Contaminación lumínica

La historia de la luz también tiene sus sombras. A medida que hemos ido aplicándola para desarrollarnos hemos perdido algo muy importante por el camino, el cielo estrellado. «En 200 años hemos echado por la borda una relación de millones de años, la del hombre con la luz», apunta Tosar. Razón no le falta. Una noche sin nubes en una ciudad gallega se pueden observar únicamente unas treinta estrellas de las tres mil que se verían a simple vista. «Como astrónomo tengo que decir que me están robando las estrellas» añade Borja que también es miembro de CEL FOSC, una asociación en defensa del cielo oscuro. Llamar la atención sobre la contaminación lumínica es otro de los principales objetivos de Naciones Unidas.
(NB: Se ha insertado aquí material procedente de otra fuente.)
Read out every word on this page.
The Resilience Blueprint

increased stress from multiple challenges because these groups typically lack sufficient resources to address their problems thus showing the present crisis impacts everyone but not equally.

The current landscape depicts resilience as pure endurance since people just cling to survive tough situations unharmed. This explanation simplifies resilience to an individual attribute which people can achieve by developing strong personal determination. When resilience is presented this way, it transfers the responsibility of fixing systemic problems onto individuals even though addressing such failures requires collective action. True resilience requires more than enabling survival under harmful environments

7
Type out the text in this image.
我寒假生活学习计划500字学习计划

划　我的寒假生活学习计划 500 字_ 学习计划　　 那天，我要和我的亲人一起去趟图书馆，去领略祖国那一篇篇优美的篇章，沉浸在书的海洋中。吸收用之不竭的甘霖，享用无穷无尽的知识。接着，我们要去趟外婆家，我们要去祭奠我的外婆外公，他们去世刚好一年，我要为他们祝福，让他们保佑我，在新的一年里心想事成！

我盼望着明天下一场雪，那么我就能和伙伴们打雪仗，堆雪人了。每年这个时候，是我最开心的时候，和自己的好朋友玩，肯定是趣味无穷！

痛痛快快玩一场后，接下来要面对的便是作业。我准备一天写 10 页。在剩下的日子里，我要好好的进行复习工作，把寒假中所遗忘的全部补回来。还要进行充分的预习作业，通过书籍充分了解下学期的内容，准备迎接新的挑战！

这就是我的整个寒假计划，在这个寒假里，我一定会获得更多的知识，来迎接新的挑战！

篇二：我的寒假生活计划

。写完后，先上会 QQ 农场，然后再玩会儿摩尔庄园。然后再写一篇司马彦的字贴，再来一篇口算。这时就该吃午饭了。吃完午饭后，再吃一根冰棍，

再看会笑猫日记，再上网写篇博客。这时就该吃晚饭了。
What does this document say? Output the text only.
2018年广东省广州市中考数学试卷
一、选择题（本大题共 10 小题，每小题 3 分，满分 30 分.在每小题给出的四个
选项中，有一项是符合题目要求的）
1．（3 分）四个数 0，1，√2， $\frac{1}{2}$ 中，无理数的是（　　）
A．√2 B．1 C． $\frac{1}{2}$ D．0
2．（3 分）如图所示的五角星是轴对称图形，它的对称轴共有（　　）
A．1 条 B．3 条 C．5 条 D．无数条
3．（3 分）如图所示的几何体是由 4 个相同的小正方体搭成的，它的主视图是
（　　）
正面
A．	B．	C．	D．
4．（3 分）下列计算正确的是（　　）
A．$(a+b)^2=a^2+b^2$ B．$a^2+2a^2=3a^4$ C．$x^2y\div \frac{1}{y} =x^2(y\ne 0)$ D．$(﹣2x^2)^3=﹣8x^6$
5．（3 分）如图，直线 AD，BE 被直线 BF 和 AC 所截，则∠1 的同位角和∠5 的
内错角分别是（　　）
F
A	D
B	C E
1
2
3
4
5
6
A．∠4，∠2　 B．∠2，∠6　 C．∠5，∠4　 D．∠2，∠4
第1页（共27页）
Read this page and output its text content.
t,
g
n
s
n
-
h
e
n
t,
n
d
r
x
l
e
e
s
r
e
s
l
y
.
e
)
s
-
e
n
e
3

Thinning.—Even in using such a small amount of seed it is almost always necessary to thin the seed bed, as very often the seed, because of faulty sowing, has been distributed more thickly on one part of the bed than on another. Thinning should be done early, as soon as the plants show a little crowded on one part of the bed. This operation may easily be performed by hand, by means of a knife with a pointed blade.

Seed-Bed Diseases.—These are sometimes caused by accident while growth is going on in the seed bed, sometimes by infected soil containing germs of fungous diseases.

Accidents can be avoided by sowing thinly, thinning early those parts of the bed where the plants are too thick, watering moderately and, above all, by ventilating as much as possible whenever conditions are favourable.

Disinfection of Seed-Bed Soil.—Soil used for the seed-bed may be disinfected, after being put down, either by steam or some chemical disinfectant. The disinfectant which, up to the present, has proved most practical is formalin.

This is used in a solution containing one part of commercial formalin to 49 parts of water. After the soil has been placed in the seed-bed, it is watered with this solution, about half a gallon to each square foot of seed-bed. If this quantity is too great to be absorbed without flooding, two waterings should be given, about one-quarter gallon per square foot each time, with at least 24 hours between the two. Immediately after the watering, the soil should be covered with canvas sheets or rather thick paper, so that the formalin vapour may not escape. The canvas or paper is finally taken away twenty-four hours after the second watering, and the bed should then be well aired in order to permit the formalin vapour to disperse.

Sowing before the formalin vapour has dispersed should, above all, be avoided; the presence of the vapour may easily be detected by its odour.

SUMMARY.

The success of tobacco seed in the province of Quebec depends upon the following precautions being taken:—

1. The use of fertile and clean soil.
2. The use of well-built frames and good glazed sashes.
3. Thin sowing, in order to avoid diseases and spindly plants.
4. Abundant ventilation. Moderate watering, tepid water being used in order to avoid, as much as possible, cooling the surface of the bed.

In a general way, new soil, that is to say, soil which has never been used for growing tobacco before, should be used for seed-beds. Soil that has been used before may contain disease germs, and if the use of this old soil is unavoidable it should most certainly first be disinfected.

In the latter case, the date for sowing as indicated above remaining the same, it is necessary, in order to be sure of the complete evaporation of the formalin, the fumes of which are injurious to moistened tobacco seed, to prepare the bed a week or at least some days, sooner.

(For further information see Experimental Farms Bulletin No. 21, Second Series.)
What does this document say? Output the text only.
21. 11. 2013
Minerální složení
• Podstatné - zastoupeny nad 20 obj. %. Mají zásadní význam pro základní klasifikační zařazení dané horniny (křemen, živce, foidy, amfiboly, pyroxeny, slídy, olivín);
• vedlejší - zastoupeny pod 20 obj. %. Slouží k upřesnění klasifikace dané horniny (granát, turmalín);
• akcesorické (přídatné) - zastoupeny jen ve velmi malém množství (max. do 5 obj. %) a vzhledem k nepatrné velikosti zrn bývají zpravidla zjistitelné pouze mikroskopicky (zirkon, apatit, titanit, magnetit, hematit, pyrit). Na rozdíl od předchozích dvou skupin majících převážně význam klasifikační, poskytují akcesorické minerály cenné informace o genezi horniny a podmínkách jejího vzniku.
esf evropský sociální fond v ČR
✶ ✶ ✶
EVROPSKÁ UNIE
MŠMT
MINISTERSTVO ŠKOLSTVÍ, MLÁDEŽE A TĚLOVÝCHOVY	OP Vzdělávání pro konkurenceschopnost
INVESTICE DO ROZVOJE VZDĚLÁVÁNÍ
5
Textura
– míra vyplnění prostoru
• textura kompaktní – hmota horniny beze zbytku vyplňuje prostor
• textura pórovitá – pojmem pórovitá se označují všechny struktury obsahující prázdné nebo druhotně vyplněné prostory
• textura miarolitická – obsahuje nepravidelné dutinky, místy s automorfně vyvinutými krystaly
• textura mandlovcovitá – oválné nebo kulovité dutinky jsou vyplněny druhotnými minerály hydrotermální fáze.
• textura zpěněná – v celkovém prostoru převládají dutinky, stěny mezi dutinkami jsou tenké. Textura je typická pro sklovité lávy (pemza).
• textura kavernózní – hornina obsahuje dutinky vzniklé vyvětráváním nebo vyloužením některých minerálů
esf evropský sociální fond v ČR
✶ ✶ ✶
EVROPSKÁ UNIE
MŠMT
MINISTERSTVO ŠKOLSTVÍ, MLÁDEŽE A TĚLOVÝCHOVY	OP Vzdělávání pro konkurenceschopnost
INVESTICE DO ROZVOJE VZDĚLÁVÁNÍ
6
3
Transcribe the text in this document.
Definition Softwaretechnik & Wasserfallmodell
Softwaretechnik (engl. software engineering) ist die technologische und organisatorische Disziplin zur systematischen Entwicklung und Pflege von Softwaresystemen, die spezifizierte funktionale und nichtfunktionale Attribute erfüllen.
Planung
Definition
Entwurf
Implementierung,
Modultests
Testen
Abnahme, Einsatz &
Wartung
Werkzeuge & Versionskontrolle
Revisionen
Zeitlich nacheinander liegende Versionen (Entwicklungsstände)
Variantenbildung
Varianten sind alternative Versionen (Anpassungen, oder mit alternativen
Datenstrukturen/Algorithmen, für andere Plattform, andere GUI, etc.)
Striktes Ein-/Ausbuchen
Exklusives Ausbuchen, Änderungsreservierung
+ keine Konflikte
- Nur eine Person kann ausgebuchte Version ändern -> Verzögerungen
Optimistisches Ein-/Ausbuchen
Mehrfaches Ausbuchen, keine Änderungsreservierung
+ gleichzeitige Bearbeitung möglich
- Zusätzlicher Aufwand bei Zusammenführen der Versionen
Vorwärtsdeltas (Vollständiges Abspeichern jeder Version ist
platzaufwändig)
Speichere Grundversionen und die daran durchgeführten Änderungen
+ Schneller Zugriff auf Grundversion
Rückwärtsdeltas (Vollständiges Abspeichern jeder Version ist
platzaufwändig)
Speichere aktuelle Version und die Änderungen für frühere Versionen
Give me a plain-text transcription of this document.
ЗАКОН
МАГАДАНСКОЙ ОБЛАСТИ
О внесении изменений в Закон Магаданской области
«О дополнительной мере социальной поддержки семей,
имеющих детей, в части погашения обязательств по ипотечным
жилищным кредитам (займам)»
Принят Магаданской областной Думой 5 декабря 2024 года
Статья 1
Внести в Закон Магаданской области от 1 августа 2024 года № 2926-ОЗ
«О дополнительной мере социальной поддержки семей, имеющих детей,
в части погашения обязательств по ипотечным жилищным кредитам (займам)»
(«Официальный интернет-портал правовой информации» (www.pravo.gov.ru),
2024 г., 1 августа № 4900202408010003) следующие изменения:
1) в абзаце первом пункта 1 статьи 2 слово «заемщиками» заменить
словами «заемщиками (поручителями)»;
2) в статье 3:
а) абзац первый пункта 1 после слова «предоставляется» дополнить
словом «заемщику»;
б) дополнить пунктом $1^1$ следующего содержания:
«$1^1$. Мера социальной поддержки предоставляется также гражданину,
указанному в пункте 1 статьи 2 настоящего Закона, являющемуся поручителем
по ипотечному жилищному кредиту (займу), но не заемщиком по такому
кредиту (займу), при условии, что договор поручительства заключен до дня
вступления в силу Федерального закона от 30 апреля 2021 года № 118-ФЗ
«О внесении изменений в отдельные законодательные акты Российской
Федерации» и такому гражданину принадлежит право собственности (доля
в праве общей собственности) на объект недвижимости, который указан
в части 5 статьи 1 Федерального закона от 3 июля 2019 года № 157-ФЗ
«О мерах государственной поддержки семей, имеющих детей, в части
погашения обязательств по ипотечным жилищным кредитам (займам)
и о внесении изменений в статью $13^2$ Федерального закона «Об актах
Y no solo por la privación del cielo estrellado, sino también por el despilfarro energético. «Lo que prohíbe ver las estrellas es energía desaprovechada. Las ciudades están llenas de carteles publicitarios o farolas tipo globo que iluminan hacia arriba y no hacia el suelo» recuerda Tosar. Una mala iluminación puede incluso perjudicar a su salud. «Hai cada vez máis evidencias de que unha inadecuada exposición á luz en horas noctunas, sobre todo na banda azul do espectro, é un factor relevante para a aparición ou agravamento de determinadas patoloxías. Na medida en que producen disrupcións en certos ritmos fisiolóxicos asociadas á exposición á luz pola noite, pode ser un elemento probablemente carcinoxénico para os humanos», señala Salvador Bará, doctor en Física de la USC.

La luz no es eterna. En algún momento todas las estrellas agotarán el hidrógeno, el combustible que las mantiene encendidas y el cosmos se apagará otra vez. En realidad, vivimos en una etapa afortunada de la historia del universo. Piense en ello cuando alce la vista para contemplar el cielo nocturno.